Pela primeira vez na minha vida, fui assistir a uma corrida de cavalos.
Achei um programa delicioso, que te transporta na história, porque é evidente que a cultura de turfe perdeu a importância nas últimas décadas.
A audiência é quase 100% de homens de uma certa idade, e o ambiente - o Jockey Club do Rio de Janeiro - respira grandezas do passado, uma vez que deve ser difícil competir hoje com os sites de aposta.
Mas a experiência de estar lá te proporciona muito mais do que uma oportunidade de perder dinheiro. A visão do Rio, do dia virando noite, é um espetáculo. A corrida é emocionante, com público gritando incentivos e o barulho dos cavalos batendo contra o chão. E os cavalos são magníficos.
Falo isso como leigo total, porque não entendo nada de cavalos. Nunca tive nenhum interesse pelo animal.
Por que, então, de repente e pela primeira vez, resolvi assistir às corridas?
Não posso responder com 100% de certeza. Examinar a motivação por trás de todas as nossas ações é um caminho para a loucura.
Mas desconfio que o meu raciocínio interior foi o seguinte: poucos meses atrás, uma das minhas enteadas deu à luz. De certa maneira, virei avô. Aí passei a pensar nos meus avós.
Tenho lembranças muito vagas de um deles, e nenhuma memória do outro. Mas o que eles tiveram em comum foram os cavalos. Fui ao Jóquei como consequência de refletir sobre meus avós.
Um trabalhava para uma empresa de mudanças; o outro, entregando cerveja. Ambos tinham um amor sem fim por cavalos.
De um lado da família, tem a história de que, durante a Segunda Guerra Mundial, quando tocavam as sirenes anunciando bombardeios alemães, o meu avô largava a família para ir acalmar os cavalos. Do outro lado, existem lendas de um homem que nunca aceitava o momento em que a empresa substituía os cavalos por caminhões.
São apenas duas gerações antes de mim, mas é um mundo que nem sequer consigo nem imaginar com muita clareza. É uma realidade - do campo - muito distante da minha na cidade. Vejo as fotos e parece algo de séculos atrás. E me faltou contato com eles para fazer a ponte entre um mundo e o outro.
No caso do meu avô materno, fica fácil explicar a falta de conexão. Ele morreu cedo, minado pelo álcool. Era ele o que entregava cerveja, fazendo paradas frequentes para provar a mercadoria.
O alcoolismo jogou a família à precariedade. Minha mãe fala pouco sobre a sua infância. Mas suas mãos falam por ela. Ainda hoje tremem quando chega uma conta para pagar. Herdou um trauma, por vasculhar a casa em busca de moedas sempre quando chegava o sujeito sinistro que cobrava o aluguel. Ela lembra do buraco na parede que servia para os ratos entrarem. Tem a lembrança do leite condensado para colocar no pão somente nos dias especiais.
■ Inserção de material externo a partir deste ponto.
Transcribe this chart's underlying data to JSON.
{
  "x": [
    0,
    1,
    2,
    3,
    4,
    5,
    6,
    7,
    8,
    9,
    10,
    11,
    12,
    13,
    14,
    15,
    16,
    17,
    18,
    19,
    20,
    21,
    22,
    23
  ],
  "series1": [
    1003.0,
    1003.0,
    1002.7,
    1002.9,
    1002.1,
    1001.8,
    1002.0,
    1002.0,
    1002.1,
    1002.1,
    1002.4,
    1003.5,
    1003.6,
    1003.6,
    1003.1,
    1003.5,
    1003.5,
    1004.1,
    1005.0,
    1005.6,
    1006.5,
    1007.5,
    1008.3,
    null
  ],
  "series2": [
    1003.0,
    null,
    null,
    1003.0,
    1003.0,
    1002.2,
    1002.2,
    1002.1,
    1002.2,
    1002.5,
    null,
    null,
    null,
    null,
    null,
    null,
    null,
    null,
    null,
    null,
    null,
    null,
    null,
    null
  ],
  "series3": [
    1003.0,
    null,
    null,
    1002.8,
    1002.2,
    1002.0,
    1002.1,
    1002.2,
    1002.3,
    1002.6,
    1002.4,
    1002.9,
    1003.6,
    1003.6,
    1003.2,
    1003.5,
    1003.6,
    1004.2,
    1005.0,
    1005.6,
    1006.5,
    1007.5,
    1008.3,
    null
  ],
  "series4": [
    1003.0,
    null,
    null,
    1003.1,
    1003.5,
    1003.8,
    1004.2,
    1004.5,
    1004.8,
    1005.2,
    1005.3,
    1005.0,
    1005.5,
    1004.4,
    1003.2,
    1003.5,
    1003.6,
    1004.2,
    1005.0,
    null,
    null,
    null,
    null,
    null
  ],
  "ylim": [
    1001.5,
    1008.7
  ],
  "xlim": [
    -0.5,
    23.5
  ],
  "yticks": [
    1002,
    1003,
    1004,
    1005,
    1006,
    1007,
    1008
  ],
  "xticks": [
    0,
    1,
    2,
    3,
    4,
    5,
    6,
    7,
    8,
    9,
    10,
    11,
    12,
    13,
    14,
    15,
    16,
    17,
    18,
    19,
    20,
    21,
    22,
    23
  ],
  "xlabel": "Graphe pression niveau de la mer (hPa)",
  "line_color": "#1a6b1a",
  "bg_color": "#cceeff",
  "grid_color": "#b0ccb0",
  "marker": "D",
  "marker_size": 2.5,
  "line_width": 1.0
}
Felizmente são memórias distantes, de décadas atrás. Ela nasceu em 1937. Quando chegou à adolescência, a situação da família ainda era precária - teve que deixar a escola para trabalhar e ajudar no orçamento -, mas a essa altura já havia um Estado de bem-estar social para protegê-la.
Ela não precisava mais se preocupar com contas médicas, por exemplo, já que o sistema de saúde nacional britânico estava funcionando.
Hoje em dia ela fica com raiva ao observar que os problemas de sua infância ainda não foram totalmente resolvidos. Um crescimento na força produtiva deveria conduzir até níveis de proteção e investimento mais altos. Em vez disso, a desigualdade é crescente, e a precariedade aumenta.
Eu compartilho dessa raiva, mas, por morar no Brasil, tenho uma visão um pouco diferente - os dramas da infância dela ainda são muito comuns por aqui, e parecem estar piorando.
Por um lado, fico muito preocupado vendo o exército de pessoas morando nas ruas. Como incluí-los, como absorvê-los em um mercado de trabalho digno?
Por outro lado, posso ter uma visão mais otimista do que muitos brasileiros - porque sei que a situação em que as pessoas estão não necessariamente é o que elas são, ou, melhor dizendo, o que poderiam ser.
Tenho a história da minha família como prova e consolo. Também tenho uma amiga francesa, filha de imigrantes argelinos analfabetos, que fala sete línguas.
Grandes mudanças são possíveis no espaço de uma geração. É necessário haver um projeto de Estado - porque tem coisas que dificilmente o mercado resolve.
Mas o potencial humano existe. Nas condições certas para um avanço coletivo, um jumento da lama pode virar um magnífico cavalo de corrida.
*Tim Vickery é colunista da BBC Brasil e formado em História e Política pela Universidade de Warwick.